BACKGROUND: To study patient physiology throughout a period of acute hospitalization, we sought to create accessible, standardized nationwide data at the level of the individual patient-facility-day. This methodology paper summarizes the development, organization, and characteristics of the Veterans Affairs Patient Database 2014–2017 (VAPD 2014–2017). The VAPD 2014–2017 contains acute hospitalizations from all parts of the nationwide VA healthcare system with daily physiology including clinical data (labs, vitals, medications, risk scores, etc.), intensive care unit (ICU) indicators, facility, patient, and hospitalization characteristics. METHODS: The VA data structure and database organization represents a complex multi-hospital system. We define a single-site hospitalization as one or more consecutive stays with an acute treating specialty at a single facility. The VAPD 2014–2017 is structured at the patient-facility-day level, where every patient-day in a hospital is a row with separate identification variables for facility, patient, and hospitalization. The VAPD 2014–2017 includes daily laboratory, vital signs, and inpatient medication. Such data were validated and verified through lab value range and comparison with patient charts. Sepsis, risk scores, and organ dysfunction definitions were standardized and calculated. RESULTS: We identified 565,242 single-site hospitalizations (SSHs) in 2014; 558,060 SSHs in 2015; 553,961 SSHs in 2016; and 550,236 SSHs in 2017 at 141 VA hospitals.
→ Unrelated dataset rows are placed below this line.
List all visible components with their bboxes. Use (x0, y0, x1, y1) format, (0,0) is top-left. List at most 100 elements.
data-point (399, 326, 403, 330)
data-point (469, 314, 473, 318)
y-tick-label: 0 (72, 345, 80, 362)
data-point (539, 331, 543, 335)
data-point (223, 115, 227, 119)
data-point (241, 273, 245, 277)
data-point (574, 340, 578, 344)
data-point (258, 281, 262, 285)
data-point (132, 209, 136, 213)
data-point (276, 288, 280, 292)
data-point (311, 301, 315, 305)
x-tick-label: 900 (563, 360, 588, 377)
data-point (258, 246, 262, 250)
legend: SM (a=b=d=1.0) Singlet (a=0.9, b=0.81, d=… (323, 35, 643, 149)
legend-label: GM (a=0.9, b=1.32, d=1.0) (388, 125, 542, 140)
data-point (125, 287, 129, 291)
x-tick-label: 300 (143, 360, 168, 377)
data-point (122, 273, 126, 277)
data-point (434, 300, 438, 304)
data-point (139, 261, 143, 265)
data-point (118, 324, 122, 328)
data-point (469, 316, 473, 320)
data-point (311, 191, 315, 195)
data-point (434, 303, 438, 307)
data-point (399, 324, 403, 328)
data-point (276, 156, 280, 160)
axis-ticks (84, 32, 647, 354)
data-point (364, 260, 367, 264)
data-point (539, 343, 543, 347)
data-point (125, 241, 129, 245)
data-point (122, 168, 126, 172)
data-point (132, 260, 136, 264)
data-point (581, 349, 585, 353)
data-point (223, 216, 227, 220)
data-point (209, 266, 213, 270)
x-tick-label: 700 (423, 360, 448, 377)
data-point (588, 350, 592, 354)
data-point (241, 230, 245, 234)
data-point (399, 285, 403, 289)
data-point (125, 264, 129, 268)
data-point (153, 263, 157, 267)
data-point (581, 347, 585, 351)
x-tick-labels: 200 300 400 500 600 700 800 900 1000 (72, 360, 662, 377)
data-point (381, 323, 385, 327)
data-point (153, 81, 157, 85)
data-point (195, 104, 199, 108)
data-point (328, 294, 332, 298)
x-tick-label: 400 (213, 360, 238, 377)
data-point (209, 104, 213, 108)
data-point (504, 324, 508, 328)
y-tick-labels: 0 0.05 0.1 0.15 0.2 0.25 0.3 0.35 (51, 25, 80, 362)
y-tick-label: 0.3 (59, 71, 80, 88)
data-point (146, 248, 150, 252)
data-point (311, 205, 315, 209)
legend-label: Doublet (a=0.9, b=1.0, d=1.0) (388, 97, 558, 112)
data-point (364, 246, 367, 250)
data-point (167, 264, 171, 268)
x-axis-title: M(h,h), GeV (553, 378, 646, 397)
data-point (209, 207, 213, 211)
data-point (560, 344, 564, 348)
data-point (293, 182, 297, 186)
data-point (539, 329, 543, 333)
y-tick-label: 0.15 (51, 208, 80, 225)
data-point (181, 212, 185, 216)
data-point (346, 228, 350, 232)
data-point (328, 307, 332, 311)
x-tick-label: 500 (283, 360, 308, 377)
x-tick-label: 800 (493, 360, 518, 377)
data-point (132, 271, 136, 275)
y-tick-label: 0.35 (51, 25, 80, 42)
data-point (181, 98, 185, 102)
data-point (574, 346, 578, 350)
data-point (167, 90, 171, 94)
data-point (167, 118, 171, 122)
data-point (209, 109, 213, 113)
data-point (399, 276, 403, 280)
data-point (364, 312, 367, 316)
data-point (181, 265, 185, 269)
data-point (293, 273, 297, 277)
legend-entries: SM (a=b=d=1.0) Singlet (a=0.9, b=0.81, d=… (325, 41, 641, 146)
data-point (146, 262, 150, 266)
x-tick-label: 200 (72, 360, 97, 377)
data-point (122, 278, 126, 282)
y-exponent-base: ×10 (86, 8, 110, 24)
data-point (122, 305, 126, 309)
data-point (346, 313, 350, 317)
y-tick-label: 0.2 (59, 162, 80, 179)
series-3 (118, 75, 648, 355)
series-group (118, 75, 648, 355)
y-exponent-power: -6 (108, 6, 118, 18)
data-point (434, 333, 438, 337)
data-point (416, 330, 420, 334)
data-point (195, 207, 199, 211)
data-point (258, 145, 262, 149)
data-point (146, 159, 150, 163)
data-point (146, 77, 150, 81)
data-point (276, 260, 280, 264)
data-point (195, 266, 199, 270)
The average length of stay was four days for all study years. In-hospital mortality decreased from 2014 to 2017 (1.7 to 1.4%), 30-day readmission rates increased from 15.3% in 2014 to 15.6% in 2017; 30-day mortality also decreased from 4.4% in 2014 to 4.1% in 2017. From 2014 to 2017, there were 107,512 (4.8%) of SSHs that met the Center for Disease Control and Prevention’s Electronic Health Record-based retrospective definition of sepsis. CONCLUSION: The VAPD 2014–2017 represents a large, standardized collection of granular data from a heterogeneous nationwide healthcare system. It is also a direct resource for studying the evolution of inpatient physiology during both acute and critical illness. ELECTRONIC SUPPLEMENTARY MATERIAL: The online version of this article (10.1186/s12874-019-0740-x) contains supplementary material, which is available to authorized users.